Functional Hyperemia and the Contribution of Astrocytes to the Regulation of Cerebral Blood Flow
Thinking, reading, writing, throwing a baseball, or playing a musical instrument – are all actions that require spatially localized regions in the brain to undergo heightened neural activity. But when neurons undergo periods of intense activity, they demand oxygen and a replenishment of their depleted metabolic reserves. The question of how the brain knows exactly which regions to supply extra blood and nutrients to, a concept termed functional hyperemia, is one that underlies the very basis of human cognition and consciousness. Yet, despite decades of extensive study and its ubiquitous relevance to our moment-to-moment experience, it is a question that we are just now beginning to shed light on.

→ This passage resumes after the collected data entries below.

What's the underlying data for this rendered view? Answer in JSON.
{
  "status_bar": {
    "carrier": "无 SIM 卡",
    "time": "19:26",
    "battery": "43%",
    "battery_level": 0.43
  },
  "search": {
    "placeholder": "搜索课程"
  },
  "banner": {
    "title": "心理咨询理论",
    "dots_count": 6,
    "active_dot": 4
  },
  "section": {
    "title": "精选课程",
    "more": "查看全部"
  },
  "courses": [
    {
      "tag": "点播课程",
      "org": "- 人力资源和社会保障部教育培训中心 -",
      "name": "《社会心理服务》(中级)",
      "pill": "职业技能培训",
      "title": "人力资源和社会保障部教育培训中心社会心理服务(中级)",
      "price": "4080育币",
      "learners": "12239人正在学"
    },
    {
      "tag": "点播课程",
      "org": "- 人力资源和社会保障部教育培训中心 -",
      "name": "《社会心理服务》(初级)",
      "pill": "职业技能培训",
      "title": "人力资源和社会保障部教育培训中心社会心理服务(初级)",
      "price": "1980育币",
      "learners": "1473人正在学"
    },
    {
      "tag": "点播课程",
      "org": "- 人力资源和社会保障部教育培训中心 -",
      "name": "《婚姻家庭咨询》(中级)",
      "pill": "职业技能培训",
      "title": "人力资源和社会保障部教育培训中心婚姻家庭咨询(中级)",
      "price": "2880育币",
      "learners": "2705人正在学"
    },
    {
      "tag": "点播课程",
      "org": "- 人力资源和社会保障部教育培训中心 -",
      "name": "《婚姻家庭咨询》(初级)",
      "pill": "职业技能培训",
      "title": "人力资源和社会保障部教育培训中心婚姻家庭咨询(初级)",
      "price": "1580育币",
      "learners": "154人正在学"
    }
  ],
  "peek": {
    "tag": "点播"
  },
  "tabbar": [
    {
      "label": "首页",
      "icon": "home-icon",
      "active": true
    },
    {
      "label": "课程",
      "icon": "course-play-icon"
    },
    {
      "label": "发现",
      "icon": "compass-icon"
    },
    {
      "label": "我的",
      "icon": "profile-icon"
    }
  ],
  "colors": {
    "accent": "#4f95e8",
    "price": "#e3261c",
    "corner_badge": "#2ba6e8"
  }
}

Although many of the brain’s higher order cognitive functions remain shrouded in mystery, recent advances in nuclear imaging modalities, such as MRI and PET have brought us closer to understanding the link between brain activity and simple behaviors. Blood-oxygen-level-dependent functional-MRI (BOLD fMRI) uses our understanding of hyperemia to functionally compartmentalize sensory and motor tasks within their anatomically discrete brain regions. The level of saturated deoxyhemogloben in blood produces an identifiable magnetic signal shift that can be contrasted to show which brain regions are demanding more blood; acting as a proxy for intense neural activity. However, despite its frequent use and powerful ability to map functional status, clinicians and researchers alike have only begun to understand the sequence of events that BOLD fMRI is actually imaging.
Our interest in hyperemia stems from the fact that despite being a hallmark of the healthy brain, the sequence of events and cellular players that orchestrate such a fundamental aspect of neurophysiology remain unknown. In studying functional hyperemia, we first recognized that neurons do not spatially interface with blood vessels. Heightened neural activity must therefore be acting through an intermediate to orchestrate changes in blood flow. Our early work demonstrated that astrocytes, which interface with neuronal synapses and project processes that surround the blood vasculature, react to neural activity in a Ca2+-dependent manner to signal localized changes in microcirculation. Using in vivo two-photon microscopy, we showed that photolysis of intracellularly-bound astrocytic calcium ions (in the astrocytic endfeet that surround blood vessels), resulted in relaxation of vascular smooth muscle cells and pericytes, to increase capillary flow. The vasodilation occurred in less than half a second following Ca2+ increase in the astrocytic endfoot and was dependent on the amount of released Ca2+.
Although it is now widely accepted that astrocytes exhibit control over local changes in cerebral blood flow, this model may not yet be complete. For example, other glial cells, such as oligodendrocytes and microglia may also play a role in coupling neural activity to blood flow. In addition to testing the involvement of various other cell types, further efforts are underway to characterize the hyperemic response following the activation of complex neural networks, with the hope of gaining insight into how coordination of astrocytic calcium signaling may facilitate higher order processes.